Because we will be saving the built website to the gh-pages branch, we need to specify the output location (using the target argument accessible with the with: field) to be gh-pages. Saving to the gh-pages branch requires using the GITHUB_TOKEN environment, which is found within the secrets object.

Note

This information about the GITHUB_TOKEN is found within Quarto’s documentation as well as is included within their template file.
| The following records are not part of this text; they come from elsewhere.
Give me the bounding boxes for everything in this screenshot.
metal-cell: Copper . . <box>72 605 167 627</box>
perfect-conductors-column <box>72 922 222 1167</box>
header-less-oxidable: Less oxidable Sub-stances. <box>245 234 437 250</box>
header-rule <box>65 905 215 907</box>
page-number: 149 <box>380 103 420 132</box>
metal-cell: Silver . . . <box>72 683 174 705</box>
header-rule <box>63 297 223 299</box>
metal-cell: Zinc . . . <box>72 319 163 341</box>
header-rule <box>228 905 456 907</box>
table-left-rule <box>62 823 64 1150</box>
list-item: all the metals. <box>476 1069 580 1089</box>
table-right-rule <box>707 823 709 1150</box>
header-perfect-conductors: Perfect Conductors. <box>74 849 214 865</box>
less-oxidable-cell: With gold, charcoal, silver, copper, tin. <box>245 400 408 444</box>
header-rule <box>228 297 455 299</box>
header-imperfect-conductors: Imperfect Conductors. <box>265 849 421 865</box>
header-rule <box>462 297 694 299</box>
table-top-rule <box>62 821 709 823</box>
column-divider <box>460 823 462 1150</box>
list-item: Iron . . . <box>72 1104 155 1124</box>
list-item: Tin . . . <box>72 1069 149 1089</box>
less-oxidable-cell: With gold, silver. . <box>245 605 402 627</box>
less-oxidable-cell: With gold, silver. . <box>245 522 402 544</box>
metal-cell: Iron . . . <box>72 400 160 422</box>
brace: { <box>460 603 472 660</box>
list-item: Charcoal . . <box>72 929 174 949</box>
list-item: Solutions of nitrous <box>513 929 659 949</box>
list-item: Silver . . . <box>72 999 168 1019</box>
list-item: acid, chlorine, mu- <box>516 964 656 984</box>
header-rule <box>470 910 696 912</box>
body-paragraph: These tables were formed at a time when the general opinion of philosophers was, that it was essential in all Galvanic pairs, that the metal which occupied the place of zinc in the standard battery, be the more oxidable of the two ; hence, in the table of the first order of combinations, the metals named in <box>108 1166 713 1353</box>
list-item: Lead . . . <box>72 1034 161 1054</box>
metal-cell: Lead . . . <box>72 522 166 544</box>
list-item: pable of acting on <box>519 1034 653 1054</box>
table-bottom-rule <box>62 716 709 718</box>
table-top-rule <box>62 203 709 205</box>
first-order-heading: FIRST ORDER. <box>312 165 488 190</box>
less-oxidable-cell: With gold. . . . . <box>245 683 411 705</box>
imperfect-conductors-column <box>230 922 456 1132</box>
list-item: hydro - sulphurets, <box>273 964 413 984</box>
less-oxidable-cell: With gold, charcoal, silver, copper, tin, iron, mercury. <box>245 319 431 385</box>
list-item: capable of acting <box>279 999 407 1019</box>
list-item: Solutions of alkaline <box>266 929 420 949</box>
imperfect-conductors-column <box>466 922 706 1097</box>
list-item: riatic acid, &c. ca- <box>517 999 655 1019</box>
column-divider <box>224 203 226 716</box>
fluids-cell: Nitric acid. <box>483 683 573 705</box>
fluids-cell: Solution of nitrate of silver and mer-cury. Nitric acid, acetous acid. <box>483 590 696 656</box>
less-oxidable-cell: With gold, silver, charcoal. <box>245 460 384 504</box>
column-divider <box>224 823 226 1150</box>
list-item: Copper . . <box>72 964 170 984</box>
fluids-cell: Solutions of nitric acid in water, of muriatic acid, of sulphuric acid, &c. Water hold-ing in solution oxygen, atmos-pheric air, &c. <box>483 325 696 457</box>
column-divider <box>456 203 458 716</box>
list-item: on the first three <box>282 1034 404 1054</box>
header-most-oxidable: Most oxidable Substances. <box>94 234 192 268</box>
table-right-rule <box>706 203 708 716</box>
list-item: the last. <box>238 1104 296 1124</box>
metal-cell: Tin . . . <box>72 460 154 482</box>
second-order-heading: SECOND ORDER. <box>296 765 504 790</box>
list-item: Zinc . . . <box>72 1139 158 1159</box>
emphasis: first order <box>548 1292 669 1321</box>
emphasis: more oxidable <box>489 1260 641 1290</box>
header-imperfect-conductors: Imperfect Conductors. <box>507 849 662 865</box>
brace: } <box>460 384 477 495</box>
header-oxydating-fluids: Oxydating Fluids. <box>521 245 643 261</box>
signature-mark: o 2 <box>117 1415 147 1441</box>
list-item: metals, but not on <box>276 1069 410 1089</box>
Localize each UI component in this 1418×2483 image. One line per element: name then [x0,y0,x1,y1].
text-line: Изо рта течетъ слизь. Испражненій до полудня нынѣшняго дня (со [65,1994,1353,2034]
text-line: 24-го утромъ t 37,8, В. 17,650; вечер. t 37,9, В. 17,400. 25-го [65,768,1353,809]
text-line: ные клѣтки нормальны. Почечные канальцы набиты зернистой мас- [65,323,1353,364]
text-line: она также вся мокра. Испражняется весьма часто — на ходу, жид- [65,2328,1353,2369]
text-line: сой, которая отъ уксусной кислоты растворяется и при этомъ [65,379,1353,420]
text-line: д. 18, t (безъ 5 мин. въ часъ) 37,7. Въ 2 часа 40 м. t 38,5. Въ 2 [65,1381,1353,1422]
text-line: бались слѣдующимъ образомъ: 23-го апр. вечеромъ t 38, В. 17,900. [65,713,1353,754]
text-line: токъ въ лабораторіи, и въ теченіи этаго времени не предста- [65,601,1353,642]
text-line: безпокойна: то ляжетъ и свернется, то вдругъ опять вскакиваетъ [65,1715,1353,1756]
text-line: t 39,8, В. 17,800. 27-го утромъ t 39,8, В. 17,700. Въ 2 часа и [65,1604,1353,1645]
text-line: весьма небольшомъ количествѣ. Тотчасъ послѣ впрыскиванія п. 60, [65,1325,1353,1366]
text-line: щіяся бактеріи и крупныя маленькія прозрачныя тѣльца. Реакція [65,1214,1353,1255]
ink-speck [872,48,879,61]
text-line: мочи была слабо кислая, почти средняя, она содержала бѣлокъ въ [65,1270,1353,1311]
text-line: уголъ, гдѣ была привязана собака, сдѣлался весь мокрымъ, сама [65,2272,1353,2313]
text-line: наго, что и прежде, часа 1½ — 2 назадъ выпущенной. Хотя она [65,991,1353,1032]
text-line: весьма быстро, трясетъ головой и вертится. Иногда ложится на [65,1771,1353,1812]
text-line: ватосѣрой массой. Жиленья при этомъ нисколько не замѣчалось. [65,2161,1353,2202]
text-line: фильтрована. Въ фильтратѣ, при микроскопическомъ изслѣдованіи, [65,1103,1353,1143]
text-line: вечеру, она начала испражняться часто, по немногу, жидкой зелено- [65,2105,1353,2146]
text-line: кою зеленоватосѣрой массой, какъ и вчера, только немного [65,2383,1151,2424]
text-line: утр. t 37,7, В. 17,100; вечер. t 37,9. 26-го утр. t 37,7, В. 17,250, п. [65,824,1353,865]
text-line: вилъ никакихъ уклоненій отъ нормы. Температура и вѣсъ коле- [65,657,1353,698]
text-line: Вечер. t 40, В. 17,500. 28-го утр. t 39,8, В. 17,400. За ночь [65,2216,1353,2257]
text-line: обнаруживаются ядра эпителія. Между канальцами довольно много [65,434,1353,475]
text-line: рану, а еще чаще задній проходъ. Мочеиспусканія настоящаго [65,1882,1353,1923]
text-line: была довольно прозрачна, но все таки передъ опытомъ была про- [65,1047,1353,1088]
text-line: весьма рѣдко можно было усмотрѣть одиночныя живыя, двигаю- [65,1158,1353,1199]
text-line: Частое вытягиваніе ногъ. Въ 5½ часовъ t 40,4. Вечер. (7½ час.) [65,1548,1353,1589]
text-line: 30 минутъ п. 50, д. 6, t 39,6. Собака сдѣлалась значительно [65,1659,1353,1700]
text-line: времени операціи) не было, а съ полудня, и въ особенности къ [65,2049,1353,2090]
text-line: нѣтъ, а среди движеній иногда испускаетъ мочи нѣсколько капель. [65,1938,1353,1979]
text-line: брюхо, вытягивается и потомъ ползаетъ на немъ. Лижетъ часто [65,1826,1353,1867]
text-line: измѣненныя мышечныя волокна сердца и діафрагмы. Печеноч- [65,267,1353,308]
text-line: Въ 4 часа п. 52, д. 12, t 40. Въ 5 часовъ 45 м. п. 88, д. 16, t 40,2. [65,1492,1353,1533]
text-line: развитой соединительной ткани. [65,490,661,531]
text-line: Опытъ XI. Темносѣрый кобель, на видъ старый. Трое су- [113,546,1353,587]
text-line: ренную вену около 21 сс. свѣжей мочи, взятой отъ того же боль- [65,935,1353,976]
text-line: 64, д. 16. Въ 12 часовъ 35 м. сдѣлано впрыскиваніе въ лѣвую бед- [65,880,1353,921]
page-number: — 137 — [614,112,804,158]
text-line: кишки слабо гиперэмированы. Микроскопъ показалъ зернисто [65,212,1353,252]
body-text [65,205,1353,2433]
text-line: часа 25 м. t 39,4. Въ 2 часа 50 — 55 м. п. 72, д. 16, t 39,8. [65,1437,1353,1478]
Your workflow should now look something like this in it’s entirety:

name: Build website
on:
  push:
    branches:
      - main
permissions: 
    contents: write
    pages: write
jobs:
  build-deploy:
    runs-on: ubuntu-latest
    steps:
      - name: Check out repository
        uses: actions/checkout@v4
      - name: Set up Quarto
        uses: quarto-dev/quarto-actions/setup@v2
      - name: Publish to GitHub Pages (and render) 
        uses: quarto-dev/quarto-actions/publish@v2
        with:
          target: gh-pages
        env:
          GITHUB_TOKEN: ${{ secrets.GITHUB_TOKEN }} 

With these few lines of code, we now have a GitHub Actions workflow that will take the Markdown files (.qmd) within the repository and build them into a website every time changes are pushed to the main branch of your repository!

Summary

  • You can use GitHub’s servers to run code or a series of tasks by through the GitHub Actions feature.
  • A workflow is a YAML file (.yml or .yaml) that is found in the .github/workflows/ folder of a Git repository.
  • One workflow file contains a list of instructions for the server to run to complete specific tasks.
  • Make use of custom actions (reusable workflows) instead of creating your own workflows from scratch.
  • Within the .github/workflows/ folder you can have many workflows doing many different things for you for the repository they are kept in.
  • There are three main sections to an workflow: on, permissions, and jobs.
    • The on section tells GitHub when the workflow should run.
    • The optional permissions section tells GitHub what extra permissions the workflow can have, if needed. The default is that the workflow will have no permissions to read or write to files in the repository.
    • The jobs section is where the actual instructions are listed that form the core of a workflow. The jobs section is composed of its own set of subsections: name, runs-on, and steps.
    • The steps sub-section of jobs is where the actual code-based instructions are put that tell GitHub what it should run. Each step is a separate item in the list and is composed of a few parts: name, uses, with, env, and run.
  • There are a large number of pre-made actions available from GitHub on their Marketplace and other sources that you can use in your own workflow.